Thrift server (code executed on spark)
.... polledDataSource = new ComboPooledDataSource() polledDataSource.setDriverClass("org.apache.hive.jdbc.HiveDriver") polledDataSource.setJdbcUrl("jdbc:hive2://node1:30001") polledDataSource.setMaxPoolSize(5) dbConnection = polledDataSource.getConnection dbStatement = dbConnection.createStatement val dbResult = dbStatement.execute("CREATE TEMPORARY EXTERNAL TABLE IF NOT EXISTS geoDataHive6(transmittersID STRING,lat DOUBLE,lon DOUBLE) STORED BY 'org.elasticsearch.hadoop.hive.EsStorageHandler' TBLPROPERTIES('es.resource' = 'geo_2/kafkain','es.query'='{\"query\":{\"term\":{\"transmittersID\":\"262021306841042\"}}}','es.nodes'='node2','es.port'='39200','es.nodes.discovery' = 'false','es.mapping.include' = 'trans*,point.*','es.mapping.names' = 'transmittersID:transmittersID,lat:point.lat,lon:point.lon','pushdown' = 'true')") dbStatement.setFetchSize(50000) dbResultSet = dbStatement.executeQuery("SELECT count(*) FROM geoDataHive6") .....
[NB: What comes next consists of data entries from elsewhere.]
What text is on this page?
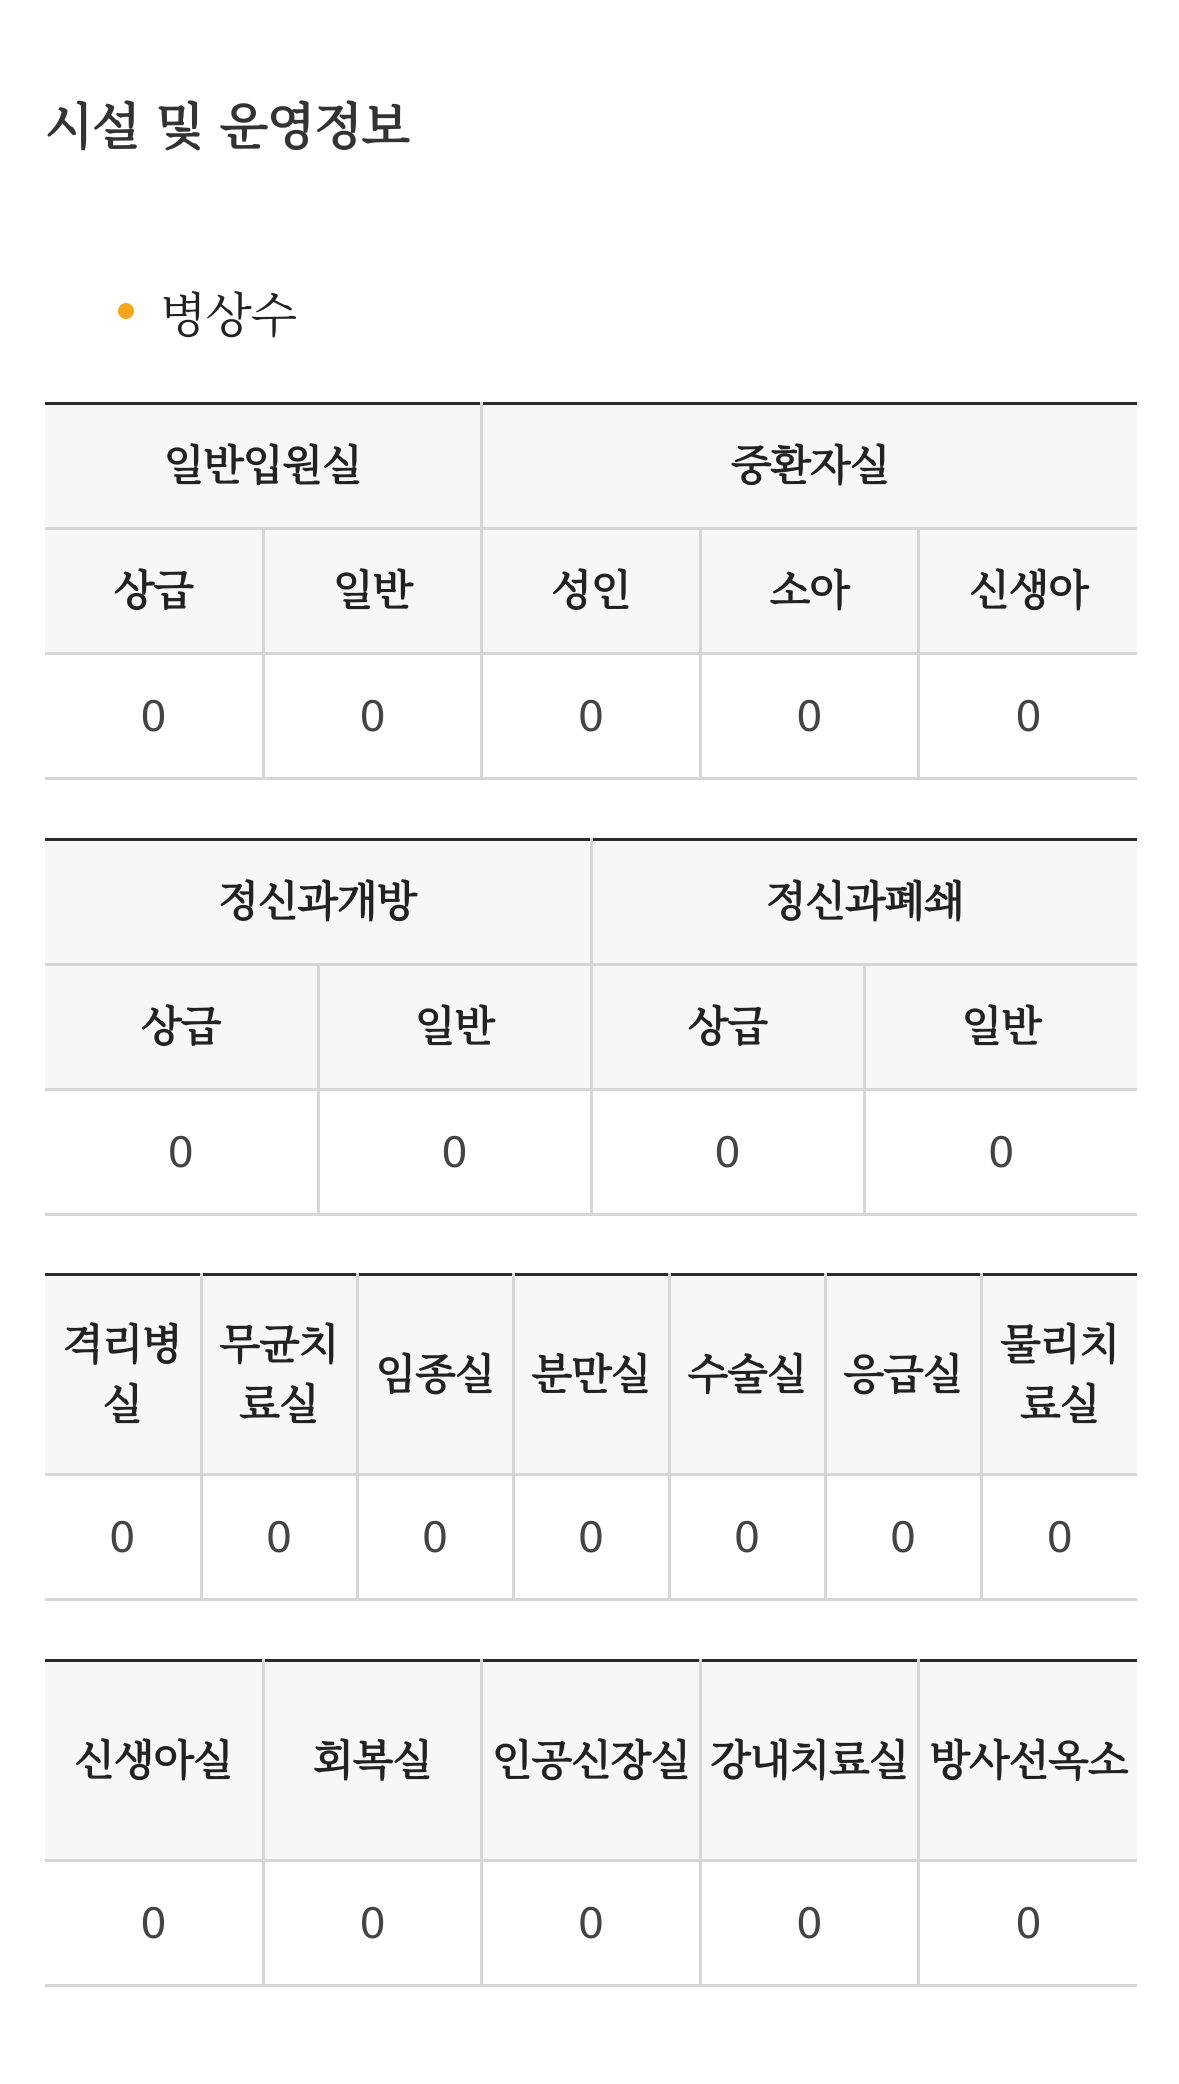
시설 및 운영정보
병상수
일반입원실		중환자실		
상급	일반	성인	소아	신생아
0	0	0	0	0
정신과개방		정신과폐쇄	
상급	일반	상급	일반
0	0	0	0
격리병실	무균치료실	임종실	분만실	수술실	응급실	물리치료실
0	0	0	0	0	0	0
신생아실	회복실	인공신장실	강내치료실	방사선옥소
0	0	0	0	0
I have following issues and due to fact that they are connected, I have decided to pack them into one question on stack:
It seems that method using Spark SQL supports pushdown of what goes behind WHERE (whether es.query is specified or not), time of execution is the same and is acceptable. But solution number 1 definitely does not support pushdow of aggregating functions, i.e. presented count(*) is not executed on side of ES, but only after all data are retrieved - ES returns rows and Spark SQL counts them. Please confirm if this is correct behaviour
Solution number one behaves strange in that whether pushdown is passed true or false, time is equal
Solution number 2 seems to support no pushdown, it does not matter in what way I try to specify the sub-query, be it part of the table definition or in WHERE clause of the statement, it seems it is just fetching all the huge index and then to make the maths on it. Is it so that thrift-hive is not able to do pushdown on ES
I'd like to trace queries in elastic search, I do set following:
//logging.yml index.search.slowlog: TRACE, index_search_slow_log_file index.indexing.slowlog: TRACE, index_indexing_slow_log_file additivity: index.search.slowlog: true index.indexing.slowlog: true
All index.search.slowlog.threshold.query,index.search.slowlog.threshold.fetch and even index.indexing.slowlog.threshold.index are set to 0ms. And I do see in slowlog file common statements executed from sense (so it works). But I don't see Spark SQL or thrift statements executed against ES. I suppose these are scan&scroll statement because if i execute scan&scroll from sense, these are also not logged. Is it possible somehow to trace scan&scroll on side of ES?